Bazı bölgelerde araştırmacılar 3 yıl gibi geçirerek o bölgede depremsel dalgalanmaların yoğunluk tablosunu çıkararak bölgedeki depremlerin kaç şiddetinde olabileceğini ve hangi zamanlarda yer sarsıntısı olacağını bulmuşlardır. Bu bölgelerden bir tanesi Oregon Bölgesidir. Fakat bu çalışma Arizona bölgesinde hüsranla sonuçlanmıştır. Yoğunluk fonksiyonu “Bayes Kuralı” ile hesaplanırken bu bölgede “Poisson dağılımı” etkili olmuştur. (Bu fonksiyon dağılımlarının ne olduğu hakkında çok detaylı bilgi almak isteyen okur Olasılık ve İstatistik kitaplarından detaylı bir şekilde bilgi edinebilir) Bu bölgede de depremin oluşması için önceden ne kadar depremin olduğunun bir önemi yoktu. Ve eğer bu bölgede deprem oluşmazsa deprem olma olasılığının artması gerekirken (Halkın bildiği teori) azalacağı yönündeydi. Dolayısıyla bir bölgede deprem yoğunluk fonksiyonunun tablosunu çıkarmak için örneklem tablosunun geniş tutulması gerekecektir.
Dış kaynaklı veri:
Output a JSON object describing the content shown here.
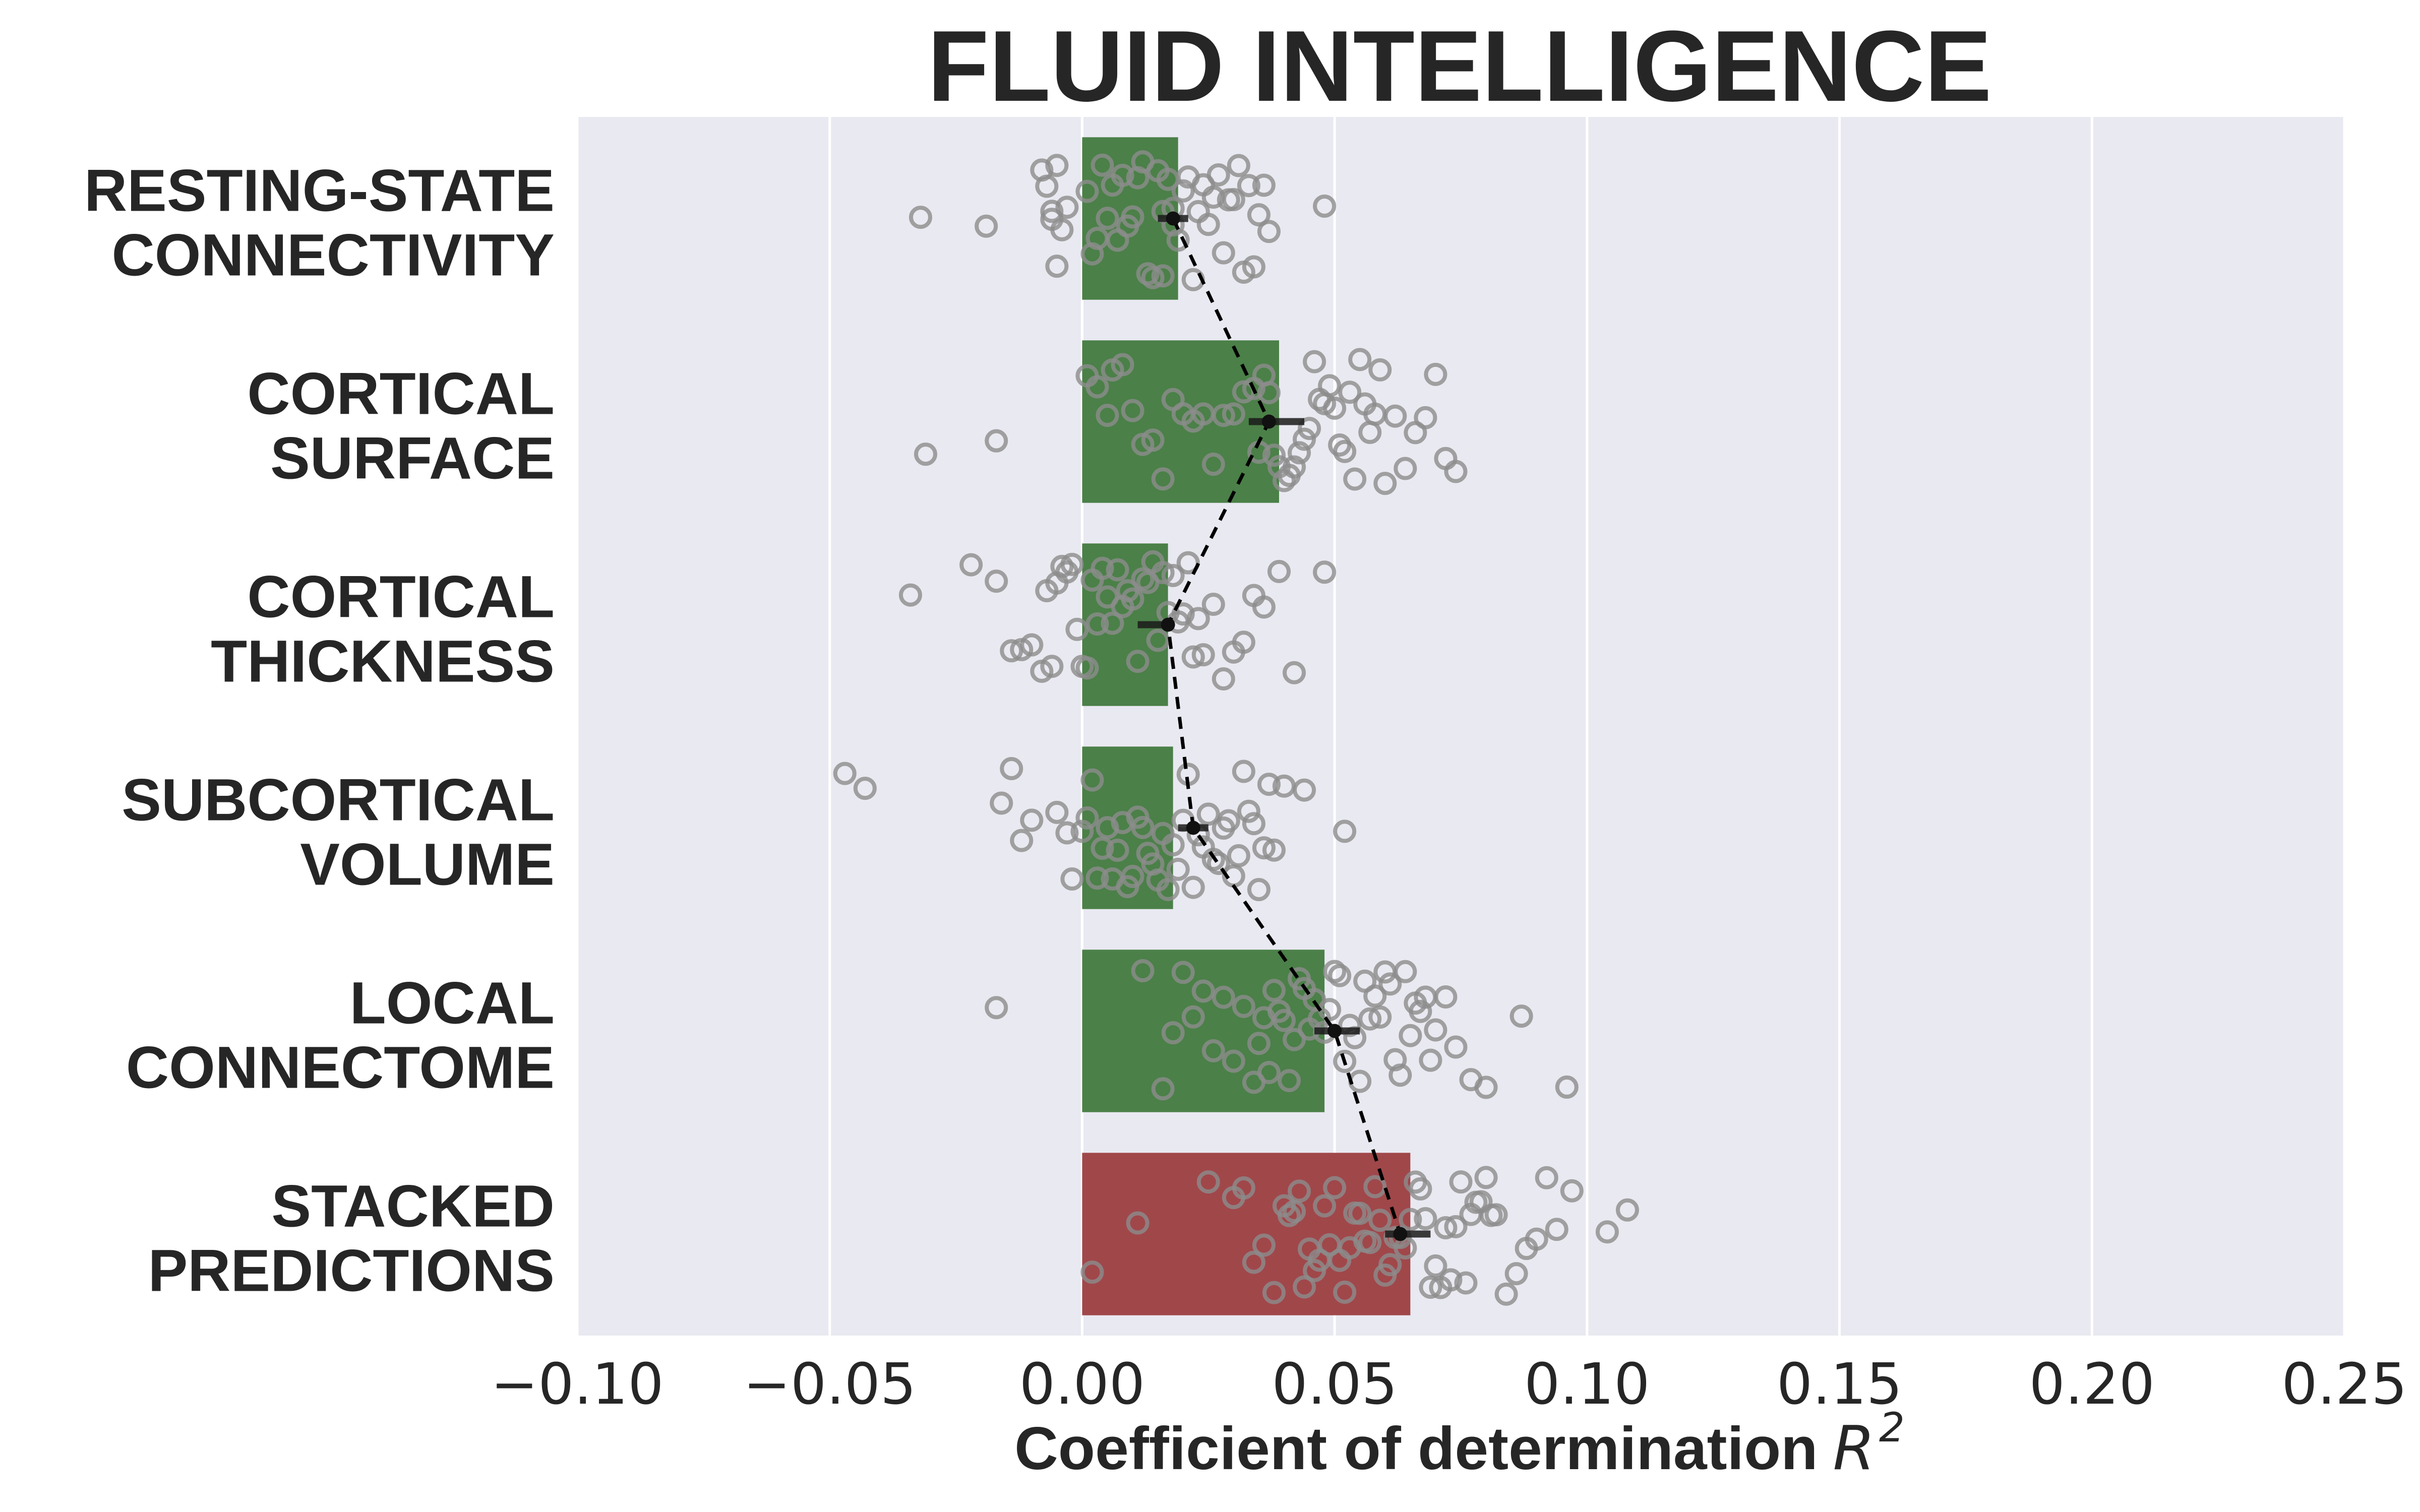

Ayrıca ülkemizde gerçekleşecek ve büyük bir yıkım yaratacak İstanbul depremi 2030 yılına kadar bir süre içerisinde kesin gerçekleşeceği yönünde. Şiddet olarak 7.0 ve 7.5 arası olması öngörülüyor. Marmara bölgesinde bulunan fay hatlarının hareketleri göz önüne alındığında bölgenin hareketli olduğu sismologlar tarafından ifade ediliyor. Yerin gerçekleşme derinliğine bağlı olarak yıkımın büyük olması öngürülüyor.
Yazının bitiminde okurların Gölcük depreminde enkaz altından çıkarılan insanların havanın kıpkırmızı olduğunu ve anlaşılmayan bir ses duyduklarını ifade eden cümleleri sizce ne anlam ifade ediyor?